À noter aussi : je n’ai parlé que de la période de la Nouvelle-France, tandis que Grenier et Laberge s’intéressent à une plus longue histoire de la seigneurie laurentienne. Cette perspective pluriséculaire qui suit l’histoire de la propriété terrienne depuis le 17e jusqu’au 20e siècle constitue, à mon sens, une des grandes forces de l’approche de ces deux historiens. Les travaux de Benoit Grenier montrent que le fief continuait de peser sur les campagnes québécoises jusqu’à très récemment. C’est fascinant, mais ce n’était pas mon sujet.

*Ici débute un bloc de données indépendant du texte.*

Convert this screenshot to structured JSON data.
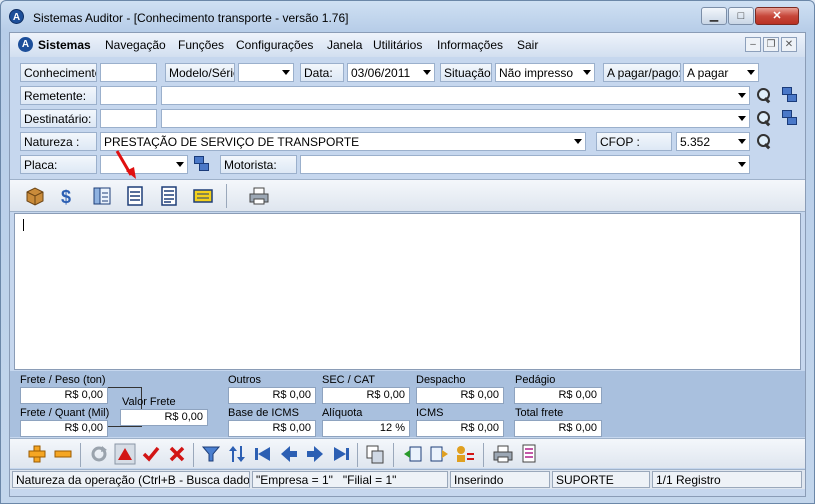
{
  "window": {
    "title": "Sistemas Auditor - [Conhecimento transporte - versão 1.76]",
    "logo_letter": "A",
    "min": "▁",
    "max": "□",
    "close": "✕"
  },
  "menubar": {
    "items": [
      "Sistemas",
      "Navegação",
      "Funções",
      "Configurações",
      "Janela",
      "Utilitários",
      "Informações",
      "Sair"
    ],
    "mdi_min": "–",
    "mdi_restore": "❐",
    "mdi_close": "✕"
  },
  "form": {
    "conhecimento": {
      "label": "Conhecimento:",
      "value": ""
    },
    "modelo": {
      "label": "Modelo/Série:",
      "value": ""
    },
    "data": {
      "label": "Data:",
      "value": "03/06/2011"
    },
    "situacao": {
      "label": "Situação:",
      "value": "Não impresso"
    },
    "apagar": {
      "label": "A pagar/pago:",
      "value": "A pagar"
    },
    "remetente": {
      "label": "Remetente:",
      "code": "",
      "name": ""
    },
    "destinatario": {
      "label": "Destinatário:",
      "code": "",
      "name": ""
    },
    "natureza": {
      "label": "Natureza :",
      "value": "PRESTAÇÃO DE SERVIÇO DE TRANSPORTE"
    },
    "cfop": {
      "label": "CFOP :",
      "value": "5.352"
    },
    "placa": {
      "label": "Placa:",
      "value": ""
    },
    "motorista": {
      "label": "Motorista:",
      "value": ""
    }
  },
  "toolbar1": [
    "package-icon",
    "money-icon",
    "notes-icon",
    "document-icon",
    "document-lines-icon",
    "invoice-icon",
    "printer-icon"
  ],
  "totals": {
    "frete_peso": {
      "label": "Frete / Peso (ton)",
      "value": "R$ 0,00"
    },
    "frete_quant": {
      "label": "Frete / Quant (Mil)",
      "value": "R$ 0,00"
    },
    "valor_frete": {
      "label": "Valor Frete",
      "value": "R$ 0,00"
    },
    "outros": {
      "label": "Outros",
      "value": "R$ 0,00"
    },
    "base_icms": {
      "label": "Base de ICMS",
      "value": "R$ 0,00"
    },
    "sec_cat": {
      "label": "SEC / CAT",
      "value": "R$ 0,00"
    },
    "aliquota": {
      "label": "Alíquota",
      "value": "12 %"
    },
    "despacho": {
      "label": "Despacho",
      "value": "R$ 0,00"
    },
    "icms": {
      "label": "ICMS",
      "value": "R$ 0,00"
    },
    "pedagio": {
      "label": "Pedágio",
      "value": "R$ 0,00"
    },
    "total_frete": {
      "label": "Total frete",
      "value": "R$ 0,00"
    }
  },
  "statusbar": {
    "hint": "Natureza da operação (Ctrl+B - Busca dados",
    "context": "\"Empresa = 1\"   \"Filial = 1\"",
    "mode": "Inserindo",
    "user": "SUPORTE",
    "records": "1/1 Registro"
  },
  "colors": {
    "accent": "#1d4f9a",
    "annotation_arrow": "#e01010",
    "totals_bg": "#a9c0de"
  }
}
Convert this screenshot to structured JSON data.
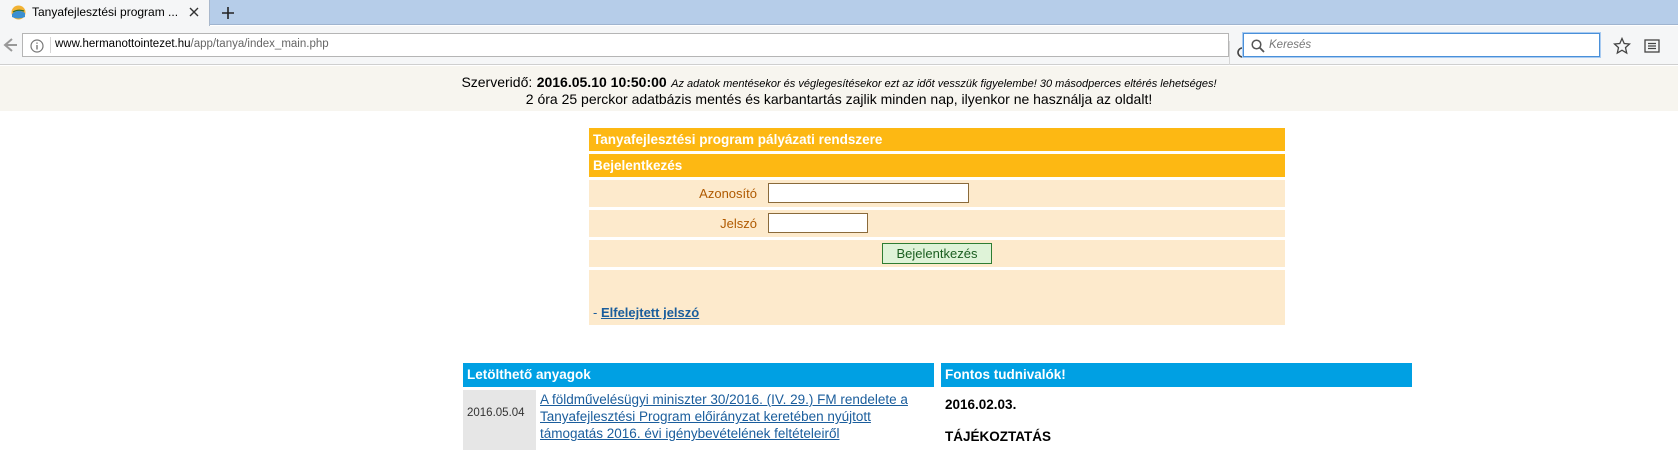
{
  "browser": {
    "tab_title": "Tanyafejlesztési program ...",
    "url_host": "www.hermanottointezet.hu",
    "url_path": "/app/tanya/index_main.php",
    "search_placeholder": "Keresés"
  },
  "server": {
    "label": "Szerveridő:",
    "time": "2016.05.10 10:50:00",
    "note": "Az adatok mentésekor és véglegesítésekor ezt az időt vesszük figyelembe! 30 másodperces eltérés lehetséges!",
    "maintenance": "2 óra 25 perckor adatbázis mentés és karbantartás zajlik minden nap, ilyenkor ne használja az oldalt!"
  },
  "login": {
    "system_title": "Tanyafejlesztési program pályázati rendszere",
    "section_title": "Bejelentkezés",
    "username_label": "Azonosító",
    "username_value": "",
    "password_label": "Jelszó",
    "password_value": "",
    "submit_label": "Bejelentkezés",
    "forgot_prefix": "- ",
    "forgot_label": "Elfelejtett jelszó"
  },
  "downloads": {
    "title": "Letölthető anyagok",
    "items": [
      {
        "date": "2016.05.04",
        "text": "A földművelésügyi miniszter 30/2016. (IV. 29.) FM rendelete a Tanyafejlesztési Program előirányzat keretében nyújtott támogatás 2016. évi igénybevételének feltételeiről"
      }
    ]
  },
  "news": {
    "title": "Fontos tudnivalók!",
    "date": "2016.02.03.",
    "headline": "TÁJÉKOZTATÁS"
  },
  "colors": {
    "accent_orange": "#fdb813",
    "accent_blue": "#00a0e3",
    "form_bg": "#fdeacc",
    "link": "#1a5d9c"
  }
}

Alors, au-delà de certains malentendus, sommes-nous vraiment en désaccord ? Dans une large mesure, il s’agit d’une simple divergence d’approche. J’ai analysé la formation de la propriété coloniale dans une optique comparative, rassemblant la Nouvelle-France, la Nouvelle-Angleterre et la Nouvelle-Espagne ; mes collègues ont choisi (sans négliger le contexte international) un cadre d’analyse national. C’est normal – c’est souhaitable – que les approches et les points de vue en histoire soient multiples.

J’ajouterai cependant un mot sur la réification des concepts, parce que c’est le problème fondamental qui sous-tend la notion du « système seigneurial » que j’ai critiqué dans mon article. Le discours pédagogique que je visais prétend qu’une panoplie de lois, de pratiques agraires, de relations de classes, de pratiques étatiques, de formes cadastrales, etc., formaient un ensemble cohérent et autonome qu’on peut dénommer le « système seigneurial » ou « le seigneurialisme ». Au lieu d’envisager des aspects seigneuriaux ou féodaux de l’évolution socio-politique, ce discours envisage le phénomène seigneurial comme objet intégré, comme chose, plutôt que comme construction intellectuelle. Dans la réplique de Grenier et Laberge, on voit une petite tendance dans ce sens ; une vision réifiée du sujet n’est pas tout à fait absente dans quelques-uns de leurs propos. Lorsqu’ils invoquent, à propos de la tenure seigneuriale « …sa longévité et son influence à long terme sur la société canadienne-française… », ils donnent l’impression que cette tenure est une entité extérieure à la société canadienne-française, objet sur lequel elle exercerait son influence.

Dans mon ouvrage, j’emploie le concept de la formation de la propriété, phrase qui évoque un processus et non une structure. Ce concept me permet d’orienter l’enquête vers les relations, premièrement entre Autochtones et colons et secondairement entre les différentes classes de la société coloniale, qui ont constitué la propriété coloniale. Et puisque cette propriété est toujours en construction, dans un processus qui n’a pas de fin, elle ne pourrait se réduire à une institution, un système ou un régime quelconque.